Mischa Lucyshyn: Thomas Paines "Das Zeitalter der Vernunft" (#40)

Vorwort (b)


Etwa zwei Monate vor diesem Ereignis wurde ich von einem Fieber erfaßt, das alle Symptome eines

tödlichen Verlaufes aufwies und von dem ich noch immer nicht völlig genesen bin. Zu dieser Zeit dachte

ich mit immer neuer Zufriedenheit daran, den ersten Teil von "Das Zeitalter der Vernunft" geschrieben

zu haben, und gratulierte mir selbst aufrichtig dafür. Ich hatte nur wenig Hoffnung, das Fieber

zu überleben, aber die mich umgaben - hatten noch weniger. Ich weiß daher aus Erfahrung um die

gewissenhafte Erprobung eigener Prinzipien.


Ich teilte die Zelle mit drei Kameraden: Joseph Vanhuele aus Brügge, Charles Bastini und Michael

Rubyns aus Louvain. Der unablässigen und bemühten Fürsorge dieser drei Freunde erinnere ich

mich dankbar und erwähne sie mit Freude. Zufällig waren auch ein Arzt (Dr. Graham) und ein

Chirurg (Mr. Bond) aus dem Gefolge von General O´Hara im Luxembourg. Ich kümmere mich nicht

darum, ob es ihnen als Engländern angenehm ist, wenn ich ihnen hier meine Dankbarkeit ausdrücke,

ich müßte mich selbst tadeln, unterließe ich es. Dank ergeht auch an den Arzt des Luxembourg,

Dr. Markoski.


Ich habe einigen Grund zur Annahme - ich sehe keinen anderen -, daß diese Krankheit mir das

Leben gerettet hat. Unter den Papieren Robespierres, über die im Konvent nach einer Untersuchung

berichtet worden war, fand sich eine Notiz in Robespierres Handschrift mit dem folgenden

Wortlaut:

 

"Demander que Thomas Paine soit décrété d´accusation, pour l´intérêts de l´Amerique autant que de la France.

Verlangen, daß Thomas Paine angeklagt wird, im Interesse Amerikas und dem Frankreichs.

 

Was dazu geführt hat, daß diese Intention nicht in die Tat umgesetzt worden war, weiß ich nicht.

Ich kann es auch nicht herausfinden - und vermute daher, daß meine Krankheit es verhindert hat.

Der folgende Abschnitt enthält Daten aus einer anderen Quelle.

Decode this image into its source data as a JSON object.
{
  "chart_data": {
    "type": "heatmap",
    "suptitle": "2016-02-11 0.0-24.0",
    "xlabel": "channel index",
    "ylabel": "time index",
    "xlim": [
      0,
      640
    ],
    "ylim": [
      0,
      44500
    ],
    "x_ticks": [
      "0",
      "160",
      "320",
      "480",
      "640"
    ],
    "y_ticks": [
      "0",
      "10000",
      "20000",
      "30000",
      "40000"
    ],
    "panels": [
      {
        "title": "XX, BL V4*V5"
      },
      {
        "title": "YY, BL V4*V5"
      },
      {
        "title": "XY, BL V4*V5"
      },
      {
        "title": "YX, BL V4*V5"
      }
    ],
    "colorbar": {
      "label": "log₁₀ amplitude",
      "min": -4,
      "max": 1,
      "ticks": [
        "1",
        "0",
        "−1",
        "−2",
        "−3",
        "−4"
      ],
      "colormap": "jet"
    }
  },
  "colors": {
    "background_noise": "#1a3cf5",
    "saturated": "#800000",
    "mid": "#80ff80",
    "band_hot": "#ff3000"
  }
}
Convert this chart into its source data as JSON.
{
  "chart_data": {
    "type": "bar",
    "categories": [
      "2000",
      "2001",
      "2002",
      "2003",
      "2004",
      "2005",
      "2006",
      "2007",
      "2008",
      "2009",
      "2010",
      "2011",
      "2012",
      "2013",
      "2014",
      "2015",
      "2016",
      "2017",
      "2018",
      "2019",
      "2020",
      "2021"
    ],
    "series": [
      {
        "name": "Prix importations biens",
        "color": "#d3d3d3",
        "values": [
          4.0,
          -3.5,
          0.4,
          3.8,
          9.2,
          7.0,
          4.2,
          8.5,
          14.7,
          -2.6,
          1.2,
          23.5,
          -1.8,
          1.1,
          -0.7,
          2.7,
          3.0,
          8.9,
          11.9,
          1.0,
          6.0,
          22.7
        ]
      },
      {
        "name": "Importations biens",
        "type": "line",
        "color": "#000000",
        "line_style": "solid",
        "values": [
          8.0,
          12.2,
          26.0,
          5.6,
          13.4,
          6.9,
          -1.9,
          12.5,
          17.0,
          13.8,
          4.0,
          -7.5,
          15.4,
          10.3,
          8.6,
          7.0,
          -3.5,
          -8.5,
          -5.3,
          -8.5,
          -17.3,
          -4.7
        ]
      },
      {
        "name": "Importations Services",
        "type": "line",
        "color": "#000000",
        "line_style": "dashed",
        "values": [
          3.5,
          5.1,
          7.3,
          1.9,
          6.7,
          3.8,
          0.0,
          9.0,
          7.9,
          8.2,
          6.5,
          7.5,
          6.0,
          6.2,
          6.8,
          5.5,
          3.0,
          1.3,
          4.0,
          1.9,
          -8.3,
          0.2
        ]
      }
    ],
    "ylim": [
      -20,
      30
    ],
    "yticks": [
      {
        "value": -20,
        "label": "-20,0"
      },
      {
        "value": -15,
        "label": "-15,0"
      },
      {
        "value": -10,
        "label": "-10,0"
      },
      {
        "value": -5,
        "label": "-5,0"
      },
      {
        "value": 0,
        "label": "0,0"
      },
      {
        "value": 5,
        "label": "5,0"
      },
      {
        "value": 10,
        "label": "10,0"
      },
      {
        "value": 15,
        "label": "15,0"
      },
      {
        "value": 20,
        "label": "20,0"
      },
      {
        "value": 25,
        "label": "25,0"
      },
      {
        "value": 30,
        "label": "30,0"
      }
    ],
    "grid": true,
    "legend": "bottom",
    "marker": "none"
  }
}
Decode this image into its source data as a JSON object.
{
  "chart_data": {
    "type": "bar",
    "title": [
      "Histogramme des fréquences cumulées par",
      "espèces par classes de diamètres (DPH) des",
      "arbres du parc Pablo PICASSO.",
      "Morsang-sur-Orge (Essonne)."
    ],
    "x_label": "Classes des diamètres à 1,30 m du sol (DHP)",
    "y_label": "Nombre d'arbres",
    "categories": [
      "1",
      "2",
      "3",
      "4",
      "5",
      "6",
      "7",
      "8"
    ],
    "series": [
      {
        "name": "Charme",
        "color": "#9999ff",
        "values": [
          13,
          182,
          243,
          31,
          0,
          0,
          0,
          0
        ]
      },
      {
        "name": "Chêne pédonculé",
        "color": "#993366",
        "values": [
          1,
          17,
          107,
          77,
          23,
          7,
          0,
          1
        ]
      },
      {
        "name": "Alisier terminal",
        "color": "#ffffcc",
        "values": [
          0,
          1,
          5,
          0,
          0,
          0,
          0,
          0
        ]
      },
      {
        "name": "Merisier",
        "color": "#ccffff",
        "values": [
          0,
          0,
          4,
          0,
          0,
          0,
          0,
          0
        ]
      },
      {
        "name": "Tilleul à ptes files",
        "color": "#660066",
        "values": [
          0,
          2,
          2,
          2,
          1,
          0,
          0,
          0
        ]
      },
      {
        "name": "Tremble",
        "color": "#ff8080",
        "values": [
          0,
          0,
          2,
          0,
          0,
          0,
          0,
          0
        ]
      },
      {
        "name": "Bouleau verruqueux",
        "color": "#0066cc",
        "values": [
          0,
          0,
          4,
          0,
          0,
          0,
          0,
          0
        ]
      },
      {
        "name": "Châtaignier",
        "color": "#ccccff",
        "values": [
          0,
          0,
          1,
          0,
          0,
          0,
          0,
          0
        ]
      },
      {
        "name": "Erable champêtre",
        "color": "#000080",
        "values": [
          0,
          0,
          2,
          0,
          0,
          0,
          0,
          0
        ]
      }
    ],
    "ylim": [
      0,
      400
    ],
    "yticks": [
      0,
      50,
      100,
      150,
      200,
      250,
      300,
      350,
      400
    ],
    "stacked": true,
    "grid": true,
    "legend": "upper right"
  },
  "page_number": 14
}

Der Konvent lud mich - wohl um die mir widerfahrene Ungerechtigkeit so weit es in seiner Macht stand

wiedergutzumachen - öffentlich und einstimmig ein, zu ihm zurückzukehren. Ich nahm diese Einladung

an, um zu zeigen, daß ich eine Ungerechtigkeit aushalten konnte, ohne dadurch meine Prinzipien oder

Anschauungen zu verletzen: Wenn die richtigen Prinzipien verletzt werden, soll man sie deshalb nicht

aufgeben.


Seit meiner Freilassung habe ich einige Publikationen gesehen, die, teils in Amerika, teils in England, als

Antwort auf den ersten Teil von "Das Zeitalter der Vernunft" erschienen sind. Wenn es den Autoren

derselben Spaß bereitet - ich werde sie nicht davon abhalten. Sollen sie gegen mein Werk und gegen

mich selbst schreiben, was sie wollen: Sie erweisen mir damit einen größeren Dienst als sie geplant

haben, und es stört mich nicht, wenn sie zu schreiben fortfahren. Sie werden freilich, wenn sie diesen

zweiten Teil lesen, der nicht einmal als eine Antwort auf ihre Schriften gedacht ist, einsehen, daß

sie ihre Arbeit wieder aufnehmen und ihr Spinnernetz ausbessern müssen: Das erste ist dummerweise

weggewischt worden.


Sie werden nun finden, daß ich mich mittlerweile mit einer Bibel und einem Neuen Testament

ausgestattet habe. Ich muß an dieser Stelle auch sagen, daß ich selbige für wesentlich schlechtere

Bücher halte, als ich es mir davor vorgestellt hatte. Wenn ich mich im ersten Teil in irgendeinem

Punkt geirrt haben sollte, dann darin, über diese Bücher besser gesprochen zu haben als sie es

verdienen.


Ich stelle fest, daß sich alle meine Gegner mehr oder weniger darauf stützen, was sie die Beweise

der Schriften und Bibelautorität nennen, wenn sie Hilfe bei der Argumentation brauchen. Sie sind auf

ihrem Gebiet solche Stümper, daß sie einen Disput über Authentizität mit einem Disput über die Doktrin

verwechseln. Ich werde sie also korrigieren müssen, sodaß sie, sollten sie weiterhin schreiben wollen,

wenigstens wissen, wie man es macht.